Le misoprostol oral par rapport au misoprostol vaginal (33 essais ; 6110 femmes)

L'utilisation orale pourrait entraîner une diminution du nombre d'accouchements par voie basse dans les 24 heures (RR moyen de 0,81, IC à 95 % de 0,68 à 0,95 ; 16 essais, 3451 femmes ; données probantes d’un niveau de confiance faible), et une diminution de l'hyperstimulation utérine avec modification du rythme cardiaque fœtal (RR de 0,69, IC à 95 % de 0,53 à 0.92, 25 essais, 4857 femmes, données probantes d’un niveau de confiance faible), avec une analyse en sous-groupe suggérant que 10 µg à 25 µg par voie orale (RR 0,28, IC à 95 % 0,14 à 0,57 ; 6 essais, 957 femmes) pourrait être supérieur à 50 µg par voie orale (RR 0,82, IC à 95 % 0,61 à 1,11 ; 19 essais ; 3900 femmes). Le misoprostol oral n'augmente probablement pas le nombre de césariennes dans l'ensemble (RR moyen de 1,00, IC à 95 % de 0,86 à 1,16 ; 32 essais ; 5914 femmes ; données probantes d’un niveau de confiance faible) mais entraîne probablement moins de césariennes pour suspicion d’hypoxie fœtale (RR de 0,74, IC à 95 % de 0,55 à 0,99 ; 24 essais, 4775 femmes).

Le misoprostol oral par rapport à l’oxytocine intraveineuse (6 essais ; 737 femmes, 200 avec rupture des membranes)

Le misoprostol pourrait faire peu ou pas de différence en ce qui concerne les accouchements par voie basse dans les 24 heures (RR 1,12, IC à 95 % 0,95 à 1,33 ; 3 essais ; 466 femmes ; données probantes d’un niveau de confiance faible), mais il entraîne probablement moins de césariennes (RR 0,67, IC à 95 % 0,50 à 0,90 ; 6 essais ; 737 femmes ; données probantes d’un niveau de confiance modéré). L'effet sur l'hyperstimulation utérine avec modification du rythme cardiaque fœtal est incertain (RR 0,66, IC à 95 % 0,19 à 2,26 ; 3 essais, 331 femmes ; données probantes d’un niveau de confiance très faible).

Le misoprostol oral par rapport aux méthodes mécaniques (6 essais ; 2993 femmes)
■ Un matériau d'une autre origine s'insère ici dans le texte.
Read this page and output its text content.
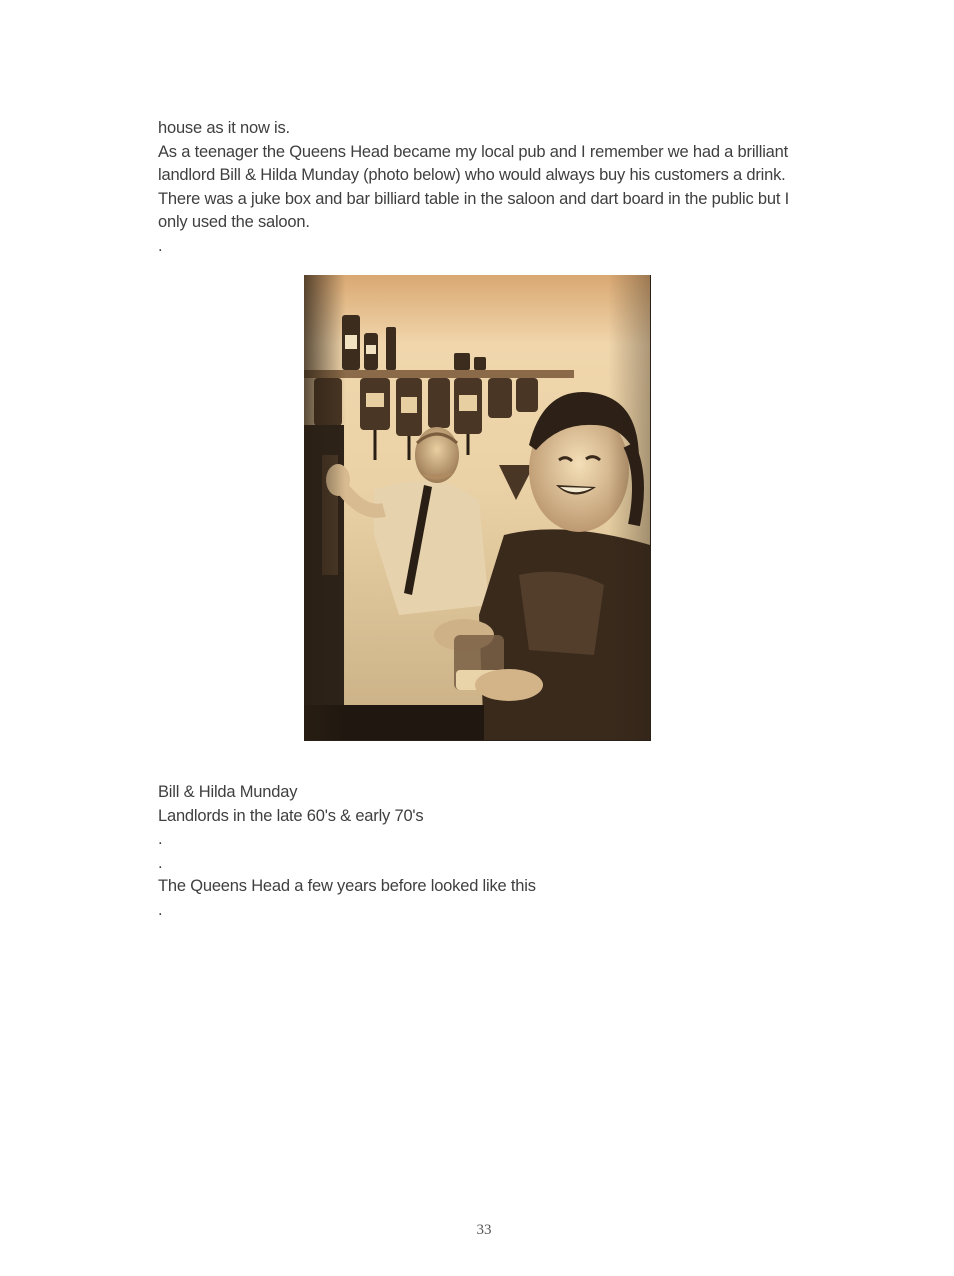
house as it now is.

As a teenager the Queens Head became my local pub and I remember we had a brilliant

landlord Bill & Hilda Munday (photo below) who would always buy his customers a drink.

There was a juke box and bar billiard table in the saloon and dart board in the public but I

only used the saloon.

.

Bill & Hilda Munday

Landlords in the late 60's & early 70's

.

.

The Queens Head a few years before looked like this

.

33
Six essais ont comparé le misoprostol oral à la sonde de Foley transcervicale. Le misoprostol pourrait augmenter le nombre d'accouchements par voie basse dans les 24 heures (RR 1,32, IC à 95 % 0,98 à 1,79 ; 4 essais ; 1044 femmes ; données probantes d’un niveau de confiance faible), et réduit probablement le risque de césarienne (RR 0,84, IC à 95 % 0,75 à 0,95 ; 6 essais ; 2993 femmes ; données probantes d’un niveau de confiance modéré). Il pourrait y avoir peu ou pas de différence entre l'hyperstimulation utérine et les anomalies du rythme cardiaque fœtal (RR 1,31, IC à 95 % 0,78 à 2,21 ; 4 essais ; 2828 femmes ; données probantes d’un niveau de confiance faible).

Le misoprostol oral une à deux heures par rapport à quatre à six heures (1 essai ; 64 femmes)
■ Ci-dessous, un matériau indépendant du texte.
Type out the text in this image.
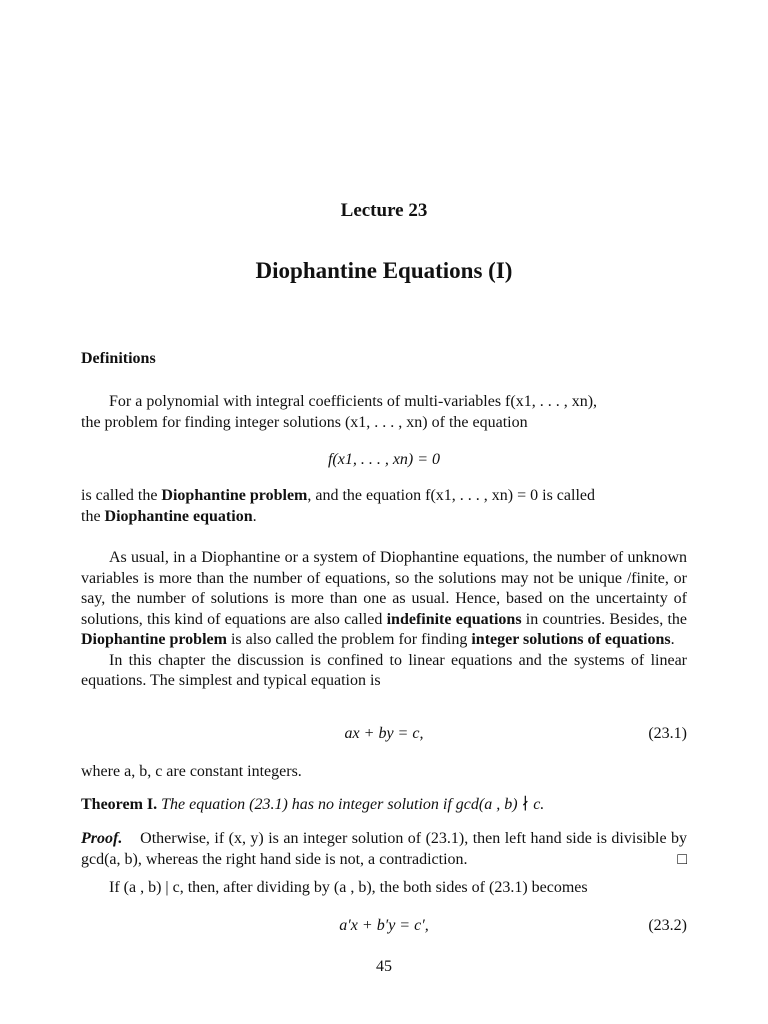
Lecture 23
Diophantine Equations (I)
Definitions

For a polynomial with integral coefficients of multi-variables f(x1, . . . , xn),

the problem for finding integer solutions (x1, . . . , xn) of the equation

f(x1, . . . , xn) = 0

is called the Diophantine problem, and the equation f(x1, . . . , xn) = 0 is called
the Diophantine equation.

As usual, in a Diophantine or a system of Diophantine equations, the number of unknown variables is more than the number of equations, so the solutions may not be unique /finite, or say, the number of solutions is more than one as usual. Hence, based on the uncertainty of solutions, this kind of equations are also called indefinite equations in countries. Besides, the Diophantine problem is also called the problem for finding integer solutions of equations.

In this chapter the discussion is confined to linear equations and the systems of linear equations. The simplest and typical equation is

ax + by = c,	(23.1)

where a, b, c are constant integers.

Theorem I. The equation (23.1) has no integer solution if gcd(a , b) ∤ c.

Proof. Otherwise, if (x, y) is an integer solution of (23.1), then left hand side is divisible by gcd(a, b), whereas the right hand side is not, a contradiction.	□

If (a , b) | c, then, after dividing by (a , b), the both sides of (23.1) becomes

a′x + b′y = c′,	(23.2)
45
Les données probantes sur la titration horaire étaient très incertaines en raison du faible nombre de cas rapportés.

Misoprostol oral 20 µg ajusté sur les heures par rapport au 25 µg fixes toutes les deux heures (2 essais ; 296 femmes)

La différence de régime pourrait n'avoir que peu ou pas d'effet sur le taux d'accouchements par voie basse en 24 heures (RR 0,97, IC à 95 % 0,80 à 1,16 ; données probantes d’un niveau de confiance faible). Les données probantes sont d'une niveau de confiance très faible pour tous les autres critères de jugement rapportés.